Measure HSDir usage to guide parameter choices
Split off legacy/trac#24425 (moved):
Replying to [ticket:24425#comment:5 asn]:
Replying to [ticket:24425#comment:4 teor]:
If you write down a list of exactly what you want to know, we can probably collect some stats on ~18 HSDirs using PrivCount. ... here are some basic ideas:
- How many v2/v3/both descs per HSDir?
How is this different to "rate of incoming"?
If you mean "cached right now", then I'd need a timeframe so I could design an event. I could do this in December or January.
- How much total RAM do all v2/v3/both descs occupy on your hsdirs? (max,min,avg,mean over your 18 hsdirs)
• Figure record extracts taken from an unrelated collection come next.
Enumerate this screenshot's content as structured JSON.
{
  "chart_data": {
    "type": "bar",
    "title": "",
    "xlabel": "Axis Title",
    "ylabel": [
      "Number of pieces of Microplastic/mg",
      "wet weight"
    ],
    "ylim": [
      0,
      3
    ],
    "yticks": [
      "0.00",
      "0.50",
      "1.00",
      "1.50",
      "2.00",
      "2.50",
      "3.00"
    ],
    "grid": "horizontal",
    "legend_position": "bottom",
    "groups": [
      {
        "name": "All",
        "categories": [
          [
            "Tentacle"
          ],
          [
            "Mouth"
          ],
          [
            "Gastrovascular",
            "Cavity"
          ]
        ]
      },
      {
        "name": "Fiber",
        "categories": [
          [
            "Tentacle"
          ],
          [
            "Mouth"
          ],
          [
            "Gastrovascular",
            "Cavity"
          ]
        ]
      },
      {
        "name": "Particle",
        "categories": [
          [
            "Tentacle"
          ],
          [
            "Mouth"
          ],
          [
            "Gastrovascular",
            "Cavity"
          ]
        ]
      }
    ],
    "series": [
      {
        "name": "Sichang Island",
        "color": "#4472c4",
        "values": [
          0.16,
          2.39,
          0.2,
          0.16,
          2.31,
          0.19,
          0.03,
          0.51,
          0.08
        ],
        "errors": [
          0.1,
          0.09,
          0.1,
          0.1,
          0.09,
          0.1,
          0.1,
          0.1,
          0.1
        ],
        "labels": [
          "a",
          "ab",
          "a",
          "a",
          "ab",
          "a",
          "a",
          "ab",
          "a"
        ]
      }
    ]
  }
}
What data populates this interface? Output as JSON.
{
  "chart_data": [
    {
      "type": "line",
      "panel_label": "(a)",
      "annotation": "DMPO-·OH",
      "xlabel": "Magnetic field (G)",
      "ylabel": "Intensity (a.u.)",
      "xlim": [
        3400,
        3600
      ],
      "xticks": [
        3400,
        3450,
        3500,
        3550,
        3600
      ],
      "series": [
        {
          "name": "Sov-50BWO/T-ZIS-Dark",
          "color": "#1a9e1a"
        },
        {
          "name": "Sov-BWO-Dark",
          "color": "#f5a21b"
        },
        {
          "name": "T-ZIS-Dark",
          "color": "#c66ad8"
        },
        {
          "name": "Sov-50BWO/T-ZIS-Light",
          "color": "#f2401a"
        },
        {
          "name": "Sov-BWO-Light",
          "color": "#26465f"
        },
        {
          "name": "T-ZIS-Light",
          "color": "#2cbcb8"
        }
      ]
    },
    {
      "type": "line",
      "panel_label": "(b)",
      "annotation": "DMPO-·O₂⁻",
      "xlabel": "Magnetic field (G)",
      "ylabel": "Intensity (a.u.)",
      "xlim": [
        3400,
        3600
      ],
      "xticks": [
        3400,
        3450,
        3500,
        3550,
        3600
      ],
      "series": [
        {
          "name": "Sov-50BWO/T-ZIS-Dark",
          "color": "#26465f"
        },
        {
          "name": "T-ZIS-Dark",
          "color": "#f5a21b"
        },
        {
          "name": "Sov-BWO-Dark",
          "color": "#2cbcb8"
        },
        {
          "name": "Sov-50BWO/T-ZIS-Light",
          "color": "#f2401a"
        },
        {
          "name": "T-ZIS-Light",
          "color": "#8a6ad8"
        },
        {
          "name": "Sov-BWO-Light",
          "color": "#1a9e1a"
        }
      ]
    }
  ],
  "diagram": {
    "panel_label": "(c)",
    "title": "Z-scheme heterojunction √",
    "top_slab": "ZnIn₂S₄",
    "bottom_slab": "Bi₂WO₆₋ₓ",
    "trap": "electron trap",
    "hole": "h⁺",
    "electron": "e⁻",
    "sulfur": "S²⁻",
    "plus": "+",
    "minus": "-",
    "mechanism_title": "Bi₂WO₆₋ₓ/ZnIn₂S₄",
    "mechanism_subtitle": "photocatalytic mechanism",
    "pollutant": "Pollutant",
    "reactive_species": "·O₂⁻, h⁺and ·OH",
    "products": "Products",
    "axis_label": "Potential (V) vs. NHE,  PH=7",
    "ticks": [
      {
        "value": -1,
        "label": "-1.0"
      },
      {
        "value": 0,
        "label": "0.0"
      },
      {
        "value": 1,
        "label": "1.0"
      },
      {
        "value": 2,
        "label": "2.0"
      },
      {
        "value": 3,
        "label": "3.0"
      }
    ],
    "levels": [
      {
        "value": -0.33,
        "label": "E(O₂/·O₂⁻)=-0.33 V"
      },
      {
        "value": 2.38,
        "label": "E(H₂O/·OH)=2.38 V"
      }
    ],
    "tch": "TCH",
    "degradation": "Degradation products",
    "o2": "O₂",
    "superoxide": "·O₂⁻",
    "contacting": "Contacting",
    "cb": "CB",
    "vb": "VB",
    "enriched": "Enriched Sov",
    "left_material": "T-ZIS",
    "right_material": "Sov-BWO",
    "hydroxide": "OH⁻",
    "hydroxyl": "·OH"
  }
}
I think we have some of the data, but I'd need a list of the objects that contribute to RAM usage. Do you just want descriptors, or is there a replay cache? I could do this in December or January.
- Size variance of v2/v3 descs? (max,min,avg,mean)
Already implemented as a histogram, needs defined bin sizes.
- What's the rate of incoming v2/v3/both descs?
Already implemented, needs a time period.
- How many failed requests for HS descriptors over time? (percentage over total requests?)
I'm going to implement this in December.
These are just the obvious stats that I came up with. We can come up with more stuff as we see some results and understand the space better.
Let me know if you need help in turning the above sentences into methodologies.
We will also need an estimate of how much 1 client / service would contribute to each statistic in 10 minutes.
Is that to figure out the noise for differential privacy? Let's try to come up with the final stats list and then we can figure this out.
Yes, that's fine. They only need to be rough estimates.